Based on the findings described in the previous results, it has been demonstrated that the proposed methodology of supervising a compressive autoencoder by embedding it in an ensemble with a trained classifier top, is a viable approach for enriching the compressed latent representation with semantically meaningful information, and ultimately improving the quality of the compressed images. Our idea further supports the findings and extends the work done by Le, Patterson and White [25] in their efforts to create a supervised Auto-encoder that can be utilized in the field of ROI-based compression, by providing an additional technique to the repertoire that can possibly be used in conjunction with existing methods. Furthermore, the fact that we focus specifically on WSI compression and use histopathological data to demonstrate the viability of the proposed method suggests that this might be a viable compression technique in CAD and CPATH applications; fields that are in dire need of such solutions due to the exceptionally high volume of data.

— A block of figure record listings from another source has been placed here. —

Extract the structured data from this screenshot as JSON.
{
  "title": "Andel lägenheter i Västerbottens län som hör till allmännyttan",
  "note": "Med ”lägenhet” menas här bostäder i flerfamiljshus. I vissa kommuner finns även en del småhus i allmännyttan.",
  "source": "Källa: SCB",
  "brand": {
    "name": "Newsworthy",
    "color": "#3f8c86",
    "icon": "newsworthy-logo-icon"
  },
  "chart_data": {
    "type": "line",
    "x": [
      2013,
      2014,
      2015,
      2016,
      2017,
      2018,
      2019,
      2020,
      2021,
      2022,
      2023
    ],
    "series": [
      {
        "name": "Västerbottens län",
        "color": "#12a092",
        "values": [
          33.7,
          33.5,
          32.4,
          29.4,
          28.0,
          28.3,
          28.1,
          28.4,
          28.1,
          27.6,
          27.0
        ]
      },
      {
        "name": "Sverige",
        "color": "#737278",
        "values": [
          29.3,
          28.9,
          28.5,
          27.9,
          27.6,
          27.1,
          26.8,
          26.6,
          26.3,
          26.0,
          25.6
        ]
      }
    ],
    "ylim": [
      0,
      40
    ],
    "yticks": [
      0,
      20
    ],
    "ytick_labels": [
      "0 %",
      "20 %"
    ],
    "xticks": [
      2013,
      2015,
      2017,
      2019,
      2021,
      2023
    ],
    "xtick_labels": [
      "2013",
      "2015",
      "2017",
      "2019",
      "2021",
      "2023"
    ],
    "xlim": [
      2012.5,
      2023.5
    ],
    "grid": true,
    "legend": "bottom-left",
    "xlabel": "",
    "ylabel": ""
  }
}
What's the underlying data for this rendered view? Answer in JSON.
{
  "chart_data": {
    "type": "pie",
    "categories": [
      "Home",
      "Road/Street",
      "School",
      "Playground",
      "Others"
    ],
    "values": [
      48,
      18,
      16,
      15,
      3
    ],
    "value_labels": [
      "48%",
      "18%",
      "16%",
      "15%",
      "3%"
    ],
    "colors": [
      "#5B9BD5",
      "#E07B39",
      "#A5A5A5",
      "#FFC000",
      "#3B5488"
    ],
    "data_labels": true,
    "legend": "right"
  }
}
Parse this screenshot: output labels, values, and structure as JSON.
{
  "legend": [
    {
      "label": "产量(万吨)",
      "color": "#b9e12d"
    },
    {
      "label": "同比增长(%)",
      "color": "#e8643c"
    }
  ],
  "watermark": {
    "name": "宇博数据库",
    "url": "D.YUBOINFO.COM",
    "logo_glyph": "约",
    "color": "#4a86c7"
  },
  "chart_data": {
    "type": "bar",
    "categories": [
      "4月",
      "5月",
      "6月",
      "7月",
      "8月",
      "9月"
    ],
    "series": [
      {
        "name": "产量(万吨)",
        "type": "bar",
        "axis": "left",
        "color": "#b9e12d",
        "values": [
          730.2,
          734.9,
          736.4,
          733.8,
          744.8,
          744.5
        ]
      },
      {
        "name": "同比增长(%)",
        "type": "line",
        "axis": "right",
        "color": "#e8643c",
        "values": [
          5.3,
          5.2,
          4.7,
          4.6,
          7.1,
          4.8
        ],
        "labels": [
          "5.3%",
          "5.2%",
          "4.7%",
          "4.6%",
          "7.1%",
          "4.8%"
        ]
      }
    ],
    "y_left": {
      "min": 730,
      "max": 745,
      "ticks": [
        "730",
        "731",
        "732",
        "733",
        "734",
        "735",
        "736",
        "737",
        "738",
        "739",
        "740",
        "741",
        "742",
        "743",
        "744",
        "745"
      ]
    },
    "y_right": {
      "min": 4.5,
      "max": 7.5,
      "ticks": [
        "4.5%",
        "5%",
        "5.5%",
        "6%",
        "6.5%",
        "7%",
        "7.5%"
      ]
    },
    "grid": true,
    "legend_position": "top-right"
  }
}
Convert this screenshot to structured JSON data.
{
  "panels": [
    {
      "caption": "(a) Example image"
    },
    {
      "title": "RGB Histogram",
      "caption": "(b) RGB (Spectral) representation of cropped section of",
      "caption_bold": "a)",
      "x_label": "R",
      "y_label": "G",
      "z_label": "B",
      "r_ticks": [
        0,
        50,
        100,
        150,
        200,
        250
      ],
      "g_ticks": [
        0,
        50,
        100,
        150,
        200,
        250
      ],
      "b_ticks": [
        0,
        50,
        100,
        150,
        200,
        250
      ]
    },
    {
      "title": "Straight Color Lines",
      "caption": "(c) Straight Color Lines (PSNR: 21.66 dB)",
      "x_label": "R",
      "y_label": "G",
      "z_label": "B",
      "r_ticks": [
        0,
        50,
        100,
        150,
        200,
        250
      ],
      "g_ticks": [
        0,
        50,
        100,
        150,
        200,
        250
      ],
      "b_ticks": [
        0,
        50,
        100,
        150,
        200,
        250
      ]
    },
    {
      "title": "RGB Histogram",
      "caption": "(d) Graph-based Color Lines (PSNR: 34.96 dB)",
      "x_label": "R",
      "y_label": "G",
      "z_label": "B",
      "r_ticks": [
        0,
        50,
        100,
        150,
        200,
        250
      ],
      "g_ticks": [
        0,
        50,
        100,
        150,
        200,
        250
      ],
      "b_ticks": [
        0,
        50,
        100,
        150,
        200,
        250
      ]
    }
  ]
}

6 Conclusions and future work

The main contributions of this work to the field of ROI-based neural compression is proof on concept; providing evidence for the viability of a new and simple supervision method for improving the performance of compressive neural networks. The proposed model prioritises features that are more important to correctly classify histopathology images when choosing what to retain in the compressed feature space. It would be rather advantageous to be able to objectively measure as well as visualise the structural differences between the images reconstructed by unsupervised and supervised CAEs.